HyperCrop
クロッパー
Photoshop actions used to be my go-to for batch crops, but they’re brittle and live outside the Figma workflow. HyperCrop keeps cropping inside the design file, so I treat it as my Photoshop alternative whenever marketing asks for thirty sizes overnight.
Criteria worth caring about
If you are vetting alternatives, look for a plugin that can read live components, respect nested masks, and save presets that actually match your channels. Bonus points if it supports WebP, JPG, PNG, and keeps naming consistent across exports. Many resizers technically work, but they fracture the single source of truth because assets leave Figma midway through the process.
Why I keep HyperCrop installed
Photoshop actions break when layer orders change or specs evolve. HyperCrop reads live components, applies smart detection, and updates presets instantly.
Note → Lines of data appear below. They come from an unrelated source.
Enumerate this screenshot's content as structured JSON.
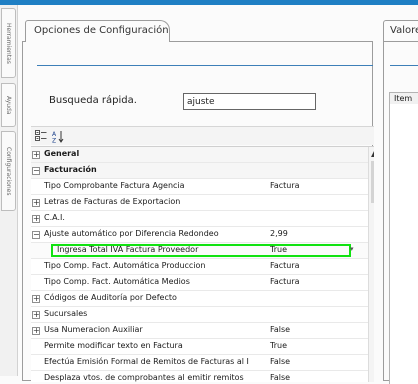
{
  "side_tabs": [
    "Herramientas",
    "Ayuda",
    "Configuraciones"
  ],
  "main_tab": {
    "label": "Opciones de Configuración"
  },
  "search": {
    "label": "Busqueda rápida.",
    "value": "ajuste"
  },
  "toolbar": {
    "categorized_icon": "categorized-icon",
    "sort_az_icon": "sort-az-icon"
  },
  "properties": [
    {
      "type": "category",
      "expander": "+",
      "name": "General",
      "value": ""
    },
    {
      "type": "category",
      "expander": "−",
      "name": "Facturación",
      "value": ""
    },
    {
      "type": "item",
      "expander": "",
      "name": "Tipo Comprobante Factura Agencia",
      "value": "Factura"
    },
    {
      "type": "group",
      "expander": "+",
      "name": "Letras de Facturas de Exportacion",
      "value": ""
    },
    {
      "type": "group",
      "expander": "+",
      "name": "C.A.I.",
      "value": ""
    },
    {
      "type": "group",
      "expander": "−",
      "name": "Ajuste automático por Diferencia Redondeo",
      "value": "2,99"
    },
    {
      "type": "edit",
      "expander": "",
      "name": "Ingresa Total IVA Factura Proveedor",
      "value": "True"
    },
    {
      "type": "item",
      "expander": "",
      "name": "Tipo Comp. Fact. Automática Produccion",
      "value": "Factura"
    },
    {
      "type": "item",
      "expander": "",
      "name": "Tipo Comp. Fact. Automática Medios",
      "value": "Factura"
    },
    {
      "type": "group",
      "expander": "+",
      "name": "Códigos de Auditoría por Defecto",
      "value": ""
    },
    {
      "type": "group",
      "expander": "+",
      "name": "Sucursales",
      "value": ""
    },
    {
      "type": "group",
      "expander": "+",
      "name": "Usa Numeracion Auxiliar",
      "value": "False"
    },
    {
      "type": "item",
      "expander": "",
      "name": "Permite modificar texto en Factura",
      "value": "True"
    },
    {
      "type": "item",
      "expander": "",
      "name": "Efectúa Emisión Formal de Remitos de Facturas al I",
      "value": "False"
    },
    {
      "type": "item",
      "expander": "",
      "name": "Desplaza vtos. de comprobantes al emitir remitos",
      "value": "False"
    }
  ],
  "right_panel": {
    "tab_label": "Valore",
    "column_header": "Item"
  },
  "colors": {
    "accent": "#1f7fc4",
    "highlight": "#11e211"
  }
}
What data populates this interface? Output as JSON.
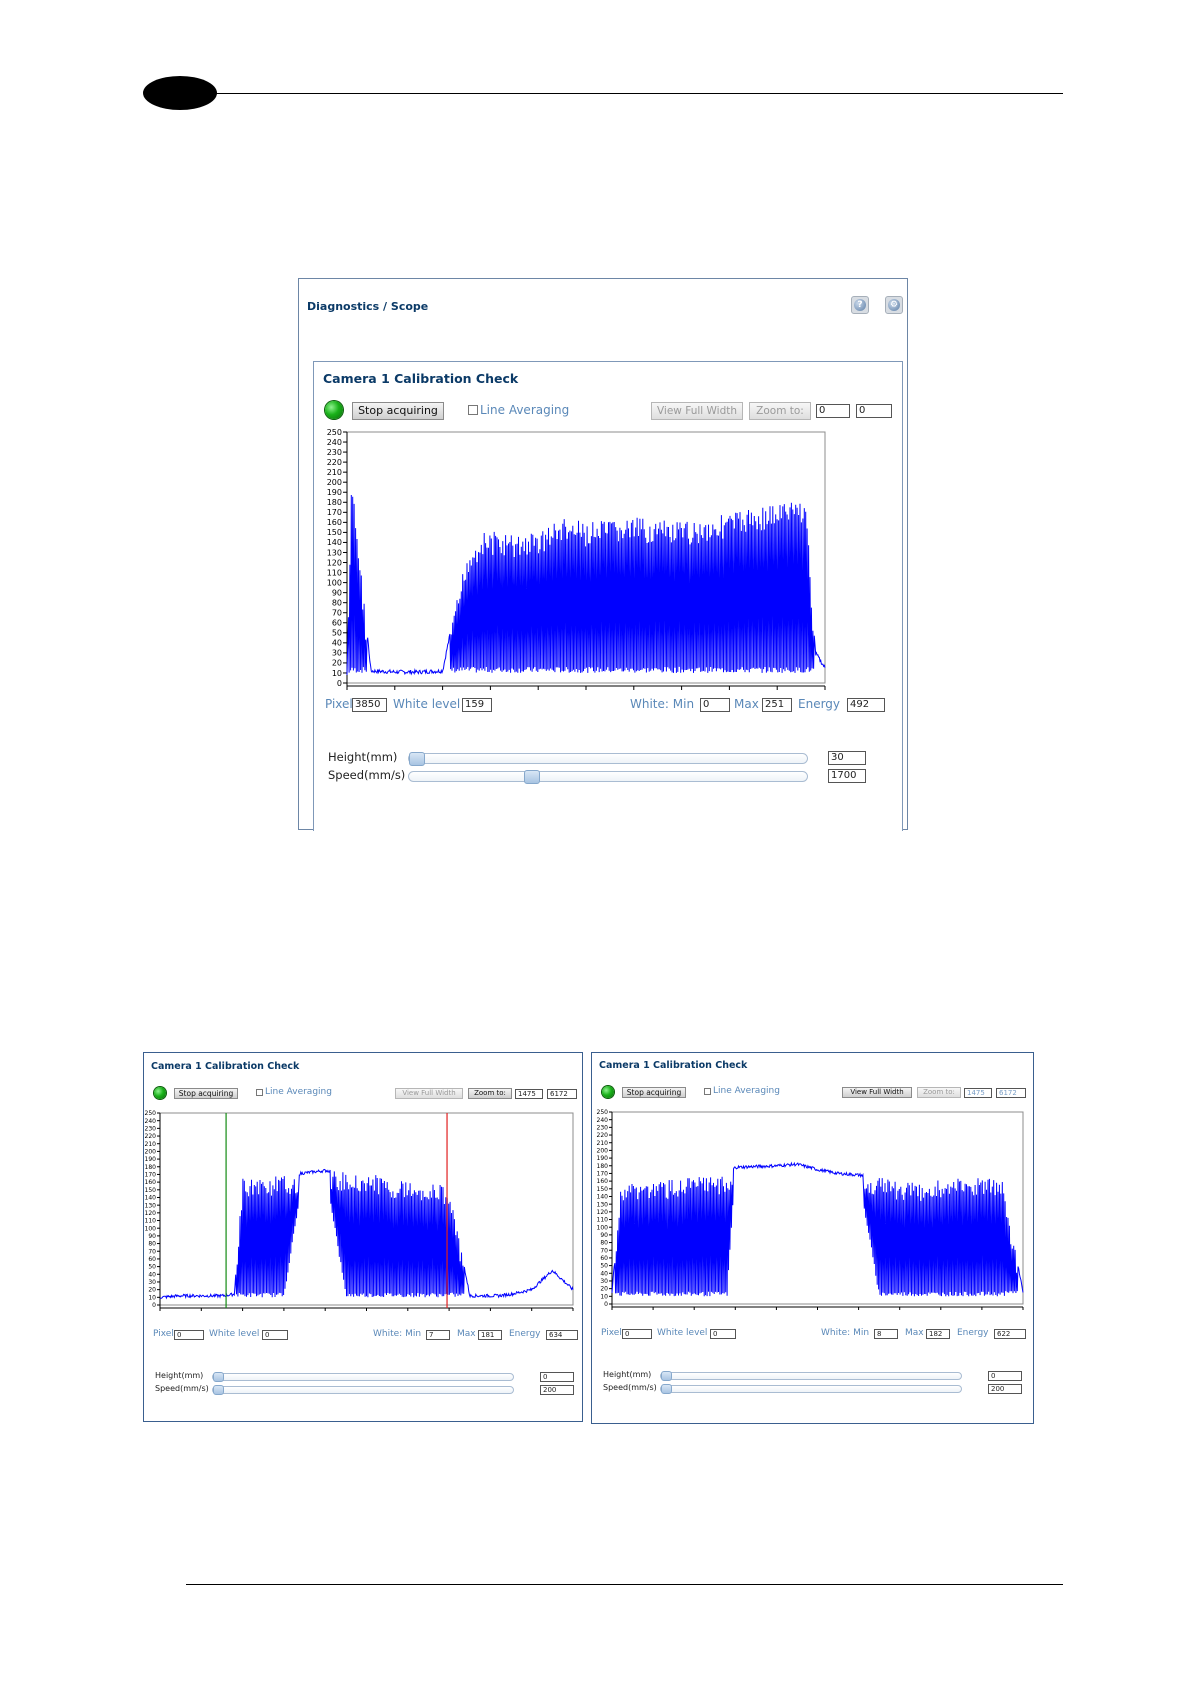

TinyImage handles compression afterwards, so the whole pipeline stays in Figma—no exporting flattened PNGs just to re-import them.
When Photoshop still fits
If you’re retouching RAW photography or compositing complicated scenes, Photoshop remains unmatched. But once assets move into Figma for layout, HyperCrop is faster for every subsequent resize. Benchmark both on a real campaign brief and note how long it takes to add a new ratio midstream—HyperCrop usually wins within a few clicks.
The best “alternative” is the process that keeps your team moving. For me, that remains HyperCrop.
Evaluation checklist
- Can the alternative sync presets across teams?
- Does it offer smart focal detection, not just uniform crops?
- Are exports logged so you can trace which preset produced which asset?
Unless another plugin answers “yes” across the board, HyperCrop remains the safer bet.